Réponse du Ministère de l'agriculture et de la pêche

publiée dans le JO Sénat du 27/10/2005 - page 2781

La mise en oeuvre de la réforme de la politique agricole commune a pour conséquence le découplage de la majorité des aides directes en 2006. Ce découplage se traduit par l'établissement de droits à paiement unique (DPU), dont la valeur et le nombre sont calculés à partir des aides perçues et des surfaces exploitées au cours de la période de référence 2000-2002. Ainsi, dès 2006, tout DPU lié à un hectare dit « admissible » donnera lieu au versement de l'aide découplée.
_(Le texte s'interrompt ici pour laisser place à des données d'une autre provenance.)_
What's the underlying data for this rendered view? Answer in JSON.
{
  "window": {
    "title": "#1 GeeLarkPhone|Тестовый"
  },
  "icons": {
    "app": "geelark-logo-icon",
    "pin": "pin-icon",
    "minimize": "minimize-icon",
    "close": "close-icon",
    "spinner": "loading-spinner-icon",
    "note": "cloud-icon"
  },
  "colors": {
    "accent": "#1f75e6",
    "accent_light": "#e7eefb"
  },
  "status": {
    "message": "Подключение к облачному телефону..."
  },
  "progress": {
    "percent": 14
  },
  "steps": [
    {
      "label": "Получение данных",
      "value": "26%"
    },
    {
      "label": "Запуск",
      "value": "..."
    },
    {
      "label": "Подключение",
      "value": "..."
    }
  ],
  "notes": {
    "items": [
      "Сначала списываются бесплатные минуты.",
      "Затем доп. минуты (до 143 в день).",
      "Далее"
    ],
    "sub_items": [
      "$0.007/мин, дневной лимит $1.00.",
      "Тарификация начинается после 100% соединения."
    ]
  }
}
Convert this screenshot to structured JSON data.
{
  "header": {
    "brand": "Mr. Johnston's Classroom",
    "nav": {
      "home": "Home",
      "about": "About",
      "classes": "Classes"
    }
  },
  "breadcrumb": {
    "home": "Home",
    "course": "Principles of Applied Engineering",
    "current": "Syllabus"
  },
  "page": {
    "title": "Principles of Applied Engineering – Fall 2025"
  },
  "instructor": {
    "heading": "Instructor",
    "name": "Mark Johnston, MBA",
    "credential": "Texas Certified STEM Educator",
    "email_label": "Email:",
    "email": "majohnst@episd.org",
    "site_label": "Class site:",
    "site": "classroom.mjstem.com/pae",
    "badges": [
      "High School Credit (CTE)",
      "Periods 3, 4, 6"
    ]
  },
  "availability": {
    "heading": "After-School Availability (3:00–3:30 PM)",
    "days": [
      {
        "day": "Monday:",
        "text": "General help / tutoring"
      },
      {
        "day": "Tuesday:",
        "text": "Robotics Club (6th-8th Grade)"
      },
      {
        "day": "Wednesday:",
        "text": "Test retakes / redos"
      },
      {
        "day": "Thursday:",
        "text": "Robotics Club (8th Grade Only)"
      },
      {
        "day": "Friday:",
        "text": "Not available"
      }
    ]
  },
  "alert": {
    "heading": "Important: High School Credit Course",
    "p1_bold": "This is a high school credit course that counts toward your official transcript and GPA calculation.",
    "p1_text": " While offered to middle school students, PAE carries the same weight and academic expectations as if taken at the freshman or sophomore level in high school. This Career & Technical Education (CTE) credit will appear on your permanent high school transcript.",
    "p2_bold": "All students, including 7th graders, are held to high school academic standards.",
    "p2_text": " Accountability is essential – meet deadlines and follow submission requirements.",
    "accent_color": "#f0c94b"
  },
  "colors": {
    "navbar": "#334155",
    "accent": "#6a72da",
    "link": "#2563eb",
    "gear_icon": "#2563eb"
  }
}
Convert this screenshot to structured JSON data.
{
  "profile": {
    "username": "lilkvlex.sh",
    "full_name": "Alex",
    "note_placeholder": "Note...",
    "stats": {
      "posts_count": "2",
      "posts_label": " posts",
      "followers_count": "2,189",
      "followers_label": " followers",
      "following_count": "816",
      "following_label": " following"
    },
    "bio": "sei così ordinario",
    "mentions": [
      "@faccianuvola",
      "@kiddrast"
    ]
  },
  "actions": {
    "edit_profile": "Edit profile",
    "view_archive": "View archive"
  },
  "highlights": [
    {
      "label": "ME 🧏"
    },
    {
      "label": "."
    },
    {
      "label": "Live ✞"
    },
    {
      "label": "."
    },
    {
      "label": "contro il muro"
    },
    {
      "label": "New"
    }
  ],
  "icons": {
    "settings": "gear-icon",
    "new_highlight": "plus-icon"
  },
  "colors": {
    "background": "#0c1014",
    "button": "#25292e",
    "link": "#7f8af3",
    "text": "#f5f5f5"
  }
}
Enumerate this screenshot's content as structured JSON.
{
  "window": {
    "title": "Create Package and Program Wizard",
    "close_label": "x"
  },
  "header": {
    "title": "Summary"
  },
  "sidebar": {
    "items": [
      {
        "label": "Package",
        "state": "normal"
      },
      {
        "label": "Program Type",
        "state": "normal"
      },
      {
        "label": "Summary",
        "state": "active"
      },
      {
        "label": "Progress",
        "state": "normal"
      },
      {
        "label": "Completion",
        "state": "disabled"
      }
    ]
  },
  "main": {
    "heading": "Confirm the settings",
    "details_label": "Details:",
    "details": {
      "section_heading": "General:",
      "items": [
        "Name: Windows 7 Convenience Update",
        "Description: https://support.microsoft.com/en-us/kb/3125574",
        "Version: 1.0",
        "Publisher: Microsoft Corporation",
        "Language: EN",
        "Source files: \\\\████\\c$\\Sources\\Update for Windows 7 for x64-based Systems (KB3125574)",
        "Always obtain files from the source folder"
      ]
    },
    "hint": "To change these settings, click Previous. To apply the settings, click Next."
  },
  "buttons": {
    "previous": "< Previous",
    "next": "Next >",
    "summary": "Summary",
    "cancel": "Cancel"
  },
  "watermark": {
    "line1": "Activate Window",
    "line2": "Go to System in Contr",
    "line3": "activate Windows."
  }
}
Un hectare est admissible s'il est occupé par des terres arables ou des pâturages permanents, à l'exclusion des surfaces couvertes par des cultures permanentes et des forêts, utilisées pour la production de fruits et légumes ou encore affectées à une utilisation non agricole. Les producteurs de haricots, soucieux de préserver l'organisation de leur filière, s'interrogent sur le caractère admissible des surfaces utilisées aux fins de la production de leur culture et notamment des produits désignés sous le code douanier 0713. La Commission européenne a confirmé que ces productions ne relèvent pas du règlement CE n° 2200/96 concernant les fruits et légumes. Les surfaces implantées en haricots ne permettront donc pas d'activer les DPU quelle que soit la destination finale de la production de haricots en frais, secs ou transformés. Cette analyse a été établie à la suite des compléments d'information apportés récemment par la Commission en réponse aux questions d'interprétation que soulevait la rédaction de la réglementation en vigueur.